Text is an artform in and of itself. Decoding, flipping and dissecting words and meanings has long fascinated me. The simplicity of some of these works speak to my love of books and a nostalgia for something I can’t quite put to words. I often think of my works as chapters in a book – not made in chronological order but revisiting different parts of a narrative without a clear beginning or end, yet each page, each work is interconnected through an intricate web of dreamscapes.
The title, Dream Letter, was inspired by the album and song by Tim Buckley with the same name. The song itself is not the inspiration, but the notion of writing a song, a painting or a letter to someone who may never receive it was the fixation of these works. For Tim, it was writing to his son Jeff Buckley, who he tragically never really made an effort to be a father to. Both their lives have always fascinated me – Tim, a bad father with an amazing vocal range, Jeff his son with equally amazing vocal skills – both not wanting anything to do with the other and yet their lives mirrored each other’s in a deeply compelling way.

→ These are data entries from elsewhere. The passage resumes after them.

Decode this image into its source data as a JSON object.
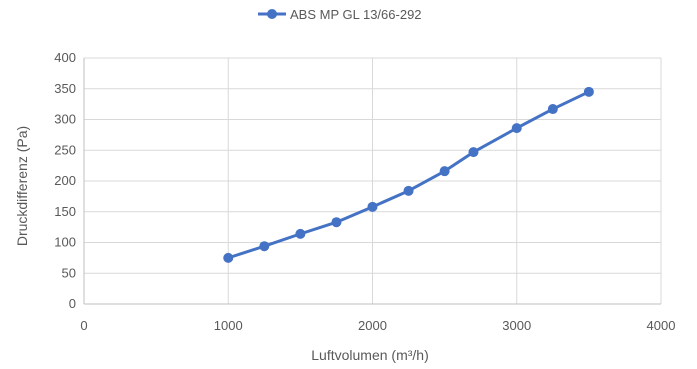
{
  "chart_data": {
    "type": "line",
    "title": "",
    "xlabel": "Luftvolumen (m³/h)",
    "ylabel": "Druckdifferenz (Pa)",
    "xlim": [
      0,
      4000
    ],
    "ylim": [
      0,
      400
    ],
    "xticks": [
      0,
      1000,
      2000,
      3000,
      4000
    ],
    "yticks": [
      0,
      50,
      100,
      150,
      200,
      250,
      300,
      350,
      400
    ],
    "grid": true,
    "legend_position": "top",
    "series": [
      {
        "name": "ABS MP GL 13/66-292",
        "color": "#4472C4",
        "x": [
          1000,
          1250,
          1500,
          1750,
          2000,
          2250,
          2500,
          2700,
          3000,
          3250,
          3500
        ],
        "y": [
          75,
          94,
          114,
          133,
          158,
          184,
          216,
          247,
          286,
          317,
          345
        ]
      }
    ]
  }
}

Both had so much talent and yet crumbled under the weight of it all. I sometimes wonder what it would have been like to meet either of them. I wonder about the music they might have made if their fate had been to live on. Some of these imagined conversations play a part in my new works.
As a teenager I would write letters to an unknown person or thing. Within these letters I would muse on the meaning of life and I would recall fascinating observations in nature. I would speak of a love for beauty, for complexity of thought and existential debate. Within each letter contained my love for words themselves – the origin and formation of words were just as curious to me as how language could be structured to make a story, a poem or even a painting. Some of these letters would morph into an idiosyncratic code, indecipherable and yet, made complete sense to me. I would see the world through this lens of enchantment and it is something that I still do to this day.
If the nightingale could speak, what would it say?
If a stone could sing, what would it sound like?
If a stone could dream, of what would it’s mind be filled?